Tipperary players afford the All Ireland Champions a guard of honour as team captain Declan Hannon leads the Limerick side out for the opening game of the Munster Hurling League. PHOTO: ODHRAN DUCIE

Tipp's first acorn flowers in Limerick victory

Strange indeed it seems to be sitting down to look back on the year a few days after Tipperary’s 2019 campaign has already begun even if it was in the less than salubrious environment of the Munster hurling league.

We might as well start with our most recent opposition. In a year that one of hurling’s greatest and Limerick’s own stalwart Leonard Enright crossed the great divide one of the most glaring gaps in hurling was bridged. When Eamon Grimes raised the MacCarthy Cup to the heavens in 1973 the Shannonsiders were ending a 33-year wait, something which would have been inconceivable on that day in 1940 when they won the Senior and Minor crowns in Croke Park. Yet here they were again not just matching that wait but exceeding it considerably. There is little doubt that a few potential All-Irelands drifted away from them down the years – in 1981 injury cost them dear, and some 13 years later they snatched an unlikely defeat from the jaws of probable victory.
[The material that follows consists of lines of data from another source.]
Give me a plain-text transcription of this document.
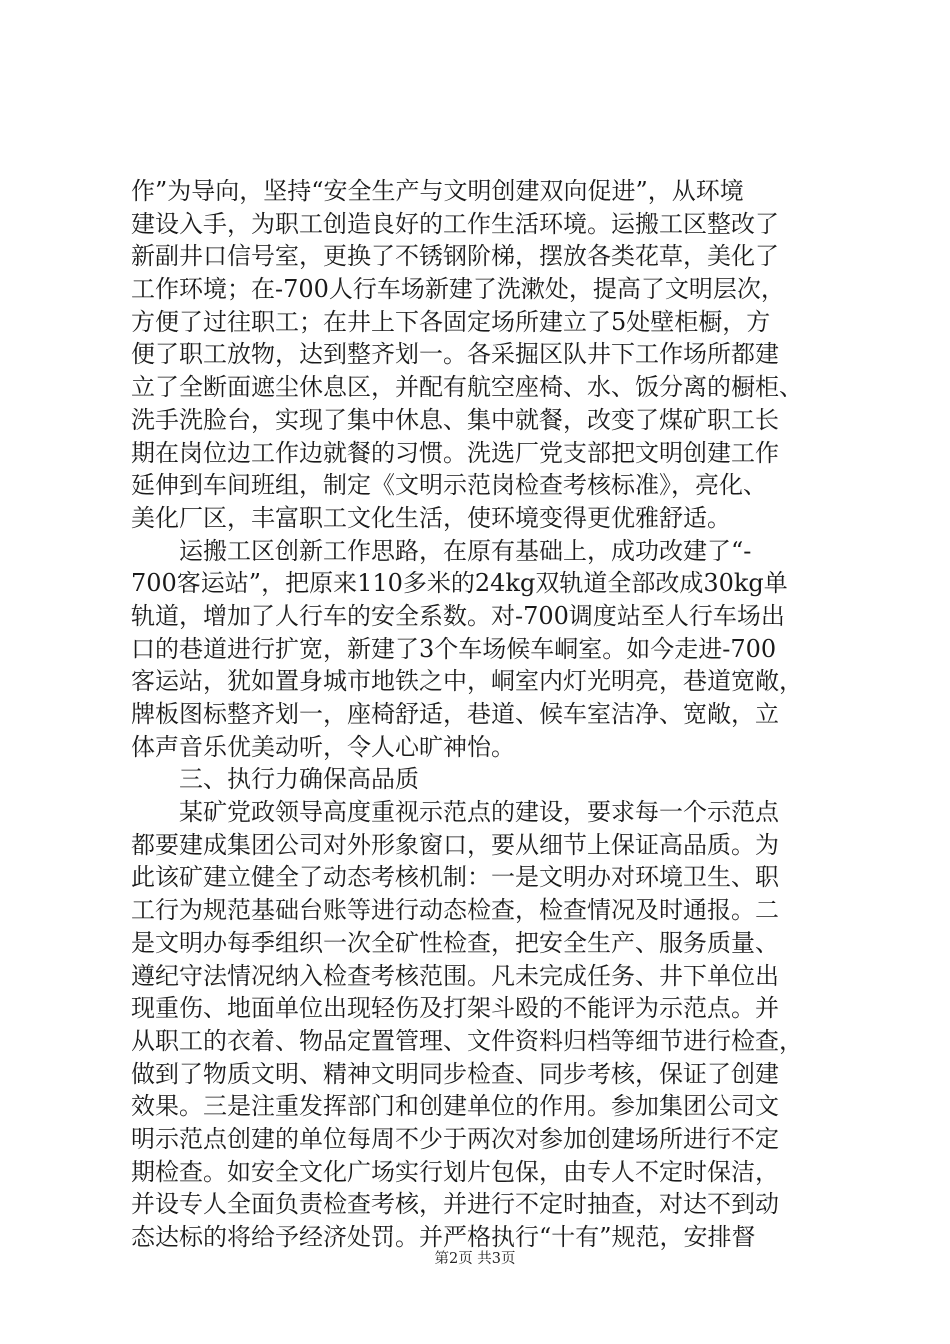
作”为导向，坚持“安全生产与文明创建双向促进”，从环境
建设入手，为职工创造良好的工作生活环境。运搬工区整改了
新副井口信号室，更换了不锈钢阶梯，摆放各类花草，美化了
工作环境；在-700人行车场新建了洗漱处，提高了文明层次，
方便了过往职工；在井上下各固定场所建立了5处壁柜橱，方
便了职工放物，达到整齐划一。各采掘区队井下工作场所都建
立了全断面遮尘休息区，并配有航空座椅、水、饭分离的橱柜、
洗手洗脸台，实现了集中休息、集中就餐，改变了煤矿职工长
期在岗位边工作边就餐的习惯。洗选厂党支部把文明创建工作
延伸到车间班组，制定《文明示范岗检查考核标准》，亮化、
美化厂区，丰富职工文化生活，使环境变得更优雅舒适。
　　运搬工区创新工作思路，在原有基础上，成功改建了“-
700客运站”，把原来110多米的24kg双轨道全部改成30kg单
轨道，增加了人行车的安全系数。对-700调度站至人行车场出
口的巷道进行扩宽，新建了3个车场候车峒室。如今走进-700
客运站，犹如置身城市地铁之中，峒室内灯光明亮，巷道宽敞，
牌板图标整齐划一，座椅舒适，巷道、候车室洁净、宽敞，立
体声音乐优美动听，令人心旷神怡。
　　三、执行力确保高品质
　　某矿党政领导高度重视示范点的建设，要求每一个示范点
都要建成集团公司对外形象窗口，要从细节上保证高品质。为
此该矿建立健全了动态考核机制：一是文明办对环境卫生、职
工行为规范基础台账等进行动态检查，检查情况及时通报。二
是文明办每季组织一次全矿性检查，把安全生产、服务质量、
遵纪守法情况纳入检查考核范围。凡未完成任务、井下单位出
现重伤、地面单位出现轻伤及打架斗殴的不能评为示范点。并
从职工的衣着、物品定置管理、文件资料归档等细节进行检查，
做到了物质文明、精神文明同步检查、同步考核，保证了创建
效果。三是注重发挥部门和创建单位的作用。参加集团公司文
明示范点创建的单位每周不少于两次对参加创建场所进行不定
期检查。如安全文化广场实行划片包保，由专人不定时保洁，
并设专人全面负责检查考核，并进行不定时抽查，对达不到动
态达标的将给予经济处罚。并严格执行“十有”规范，安排督
第2页 共3页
This year it was evident from early on that the cut of their jib was different. Even the small acorns began to show promise with promotion finally achieved in the League. Beating Tipp in the championship was, as things transpired, not exactly a Herculean task by the subsequent standards Limerick reached but in the context of where they were at the time was significant. The fight in the Limerick dog in Páirc Uí Chaoimh a fortnight later showed that they had the stomach for battle too as they found themselves a man down with Cork going well.